Provisional thesis title
German Natural History Collectors in Southern Africa, 1815-1867
In the early nineteenth century, most of the commercial natural history collectors in southern Africa were Germans. They were imperfectly integrated into the (white) social fabric of the region and are now rendered marginal in popular conceptions of the British Empire. For too long, historians have overemphasized Susanne Zantop's analytical approach in "Colonial Fantasies" to discuss German imperial desire in the pre-nation-state period without thoroughly investigating cases representative of German complicity in imperialism prior to their period of formal colonialism. While they were not first and foremost interested in subverting British control in the Cape, this thesis shows how these Germans certainly embraced the role of the colonizer through their commercial mentality and local integration. The pursuit of specimens encouraged ambition and risk-taking: the collector's search was inherently tied to networks that encouraged increasing physical and intellectual control over African peoples and facilitated an uninhibited extracted of flora, fauna, and human remains from colonial environments.

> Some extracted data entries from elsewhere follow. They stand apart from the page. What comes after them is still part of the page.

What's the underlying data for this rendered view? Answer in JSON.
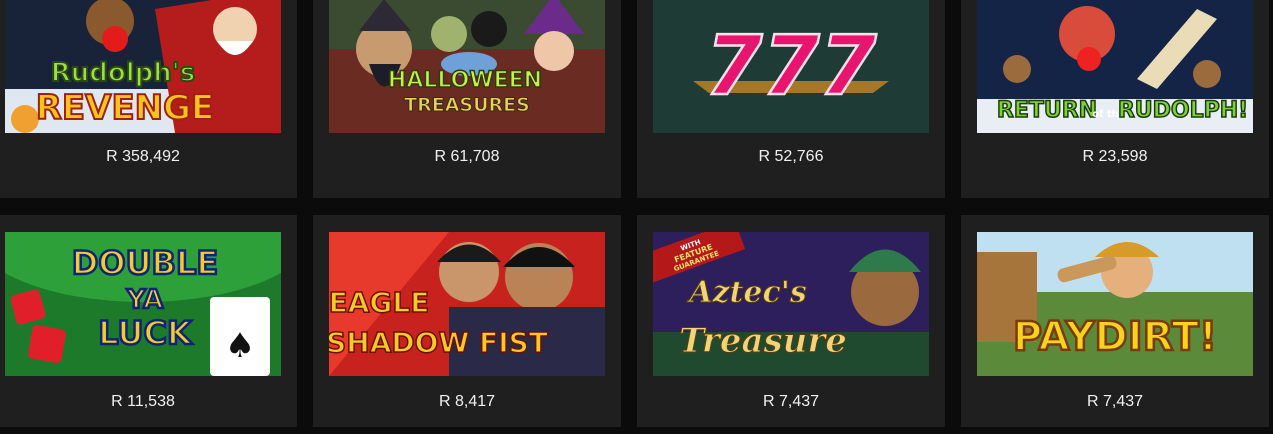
{
  "games": [
    {
      "title_line1": "Rudolph's",
      "title_line2": "REVENGE",
      "jackpot": "R 358,492"
    },
    {
      "title_line1": "HALLOWEEN",
      "title_line2": "TREASURES",
      "jackpot": "R 61,708"
    },
    {
      "title_line1": "777",
      "jackpot": "R 52,766"
    },
    {
      "title_line1": "RETURN",
      "title_mid": "of the",
      "title_line2": "RUDOLPH!",
      "jackpot": "R 23,598"
    },
    {
      "title_line1": "DOUBLE",
      "title_mid": "YA",
      "title_line2": "LUCK",
      "jackpot": "R 11,538"
    },
    {
      "title_line1": "EAGLE",
      "title_line2": "SHADOW FIST",
      "jackpot": "R 8,417"
    },
    {
      "badge_line1": "WITH",
      "badge_line2": "FEATURE",
      "badge_line3": "GUARANTEE",
      "title_line1": "Aztec's",
      "title_line2": "Treasure",
      "jackpot": "R 7,437"
    },
    {
      "title_line1": "PAYDIRT!",
      "jackpot": "R 7,437"
    }
  ],
  "colors": {
    "page_bg": "#0b0b0b",
    "card_bg": "#1f1f1f",
    "amount_text": "#f0f0f0"
  }
}
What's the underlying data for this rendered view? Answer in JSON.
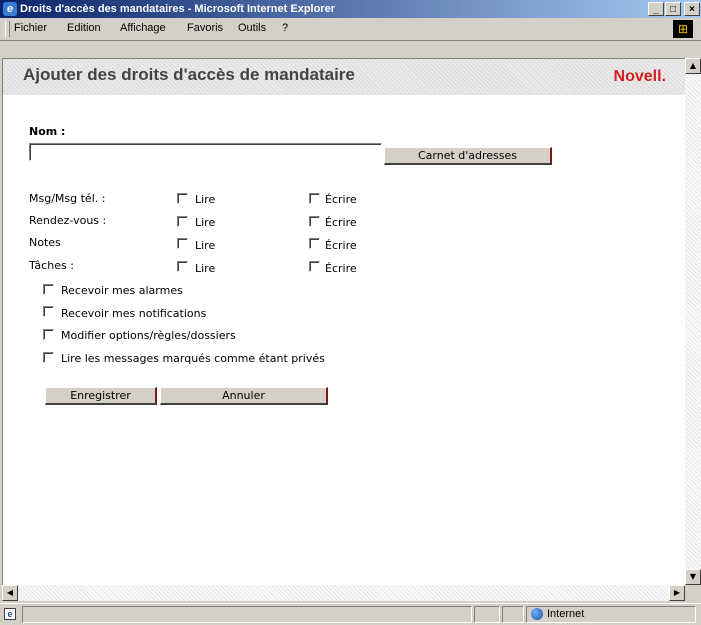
{
  "window": {
    "title": "Droits d'accès des mandataires - Microsoft Internet Explorer",
    "controls": {
      "minimize": "_",
      "maximize": "□",
      "close": "×"
    }
  },
  "menu": {
    "items": [
      "Fichier",
      "Edition",
      "Affichage",
      "Favoris",
      "Outils",
      "?"
    ]
  },
  "page": {
    "heading": "Ajouter des droits d'accès de mandataire",
    "logo": "Novell."
  },
  "form": {
    "name_label": "Nom :",
    "name_value": "",
    "address_book_button": "Carnet d'adresses",
    "rights": [
      {
        "label": "Msg/Msg tél. :",
        "read": "Lire",
        "write": "Écrire",
        "read_checked": false,
        "write_checked": false
      },
      {
        "label": "Rendez-vous :",
        "read": "Lire",
        "write": "Écrire",
        "read_checked": false,
        "write_checked": false
      },
      {
        "label": "Notes",
        "read": "Lire",
        "write": "Écrire",
        "read_checked": false,
        "write_checked": false
      },
      {
        "label": "Tâches :",
        "read": "Lire",
        "write": "Écrire",
        "read_checked": false,
        "write_checked": false
      }
    ],
    "options": [
      {
        "label": "Recevoir mes alarmes",
        "checked": false
      },
      {
        "label": "Recevoir mes notifications",
        "checked": false
      },
      {
        "label": "Modifier options/règles/dossiers",
        "checked": false
      },
      {
        "label": "Lire les messages marqués comme étant privés",
        "checked": false
      }
    ],
    "save_button": "Enregistrer",
    "cancel_button": "Annuler"
  },
  "status": {
    "zone": "Internet"
  },
  "colors": {
    "title_bar": "#0a246a",
    "logo": "#d21f1f",
    "heading": "#444444",
    "chrome": "#d4d0c8"
  }
}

Due to their familial and professional ties to the German states, these collectors sold their specimens throughout central Europe, giving German-speaking botanists privileged access to these collectors and their herbaria, rather than British botanists in the imperial center, to begin the process of classifying and determining the unique flora of southern Africa. Challenging many of the traditional spatial understandings which govern interpretations of a 'homogenous' British Empire, this thesis extends this argument by visualizing German cities are crucial nodes of imperial knowledge production beyond the Empire's well-established boundaries. Thus, it contributes to revisionist assessments of the ways in which global exploration and empire were part of a common European project.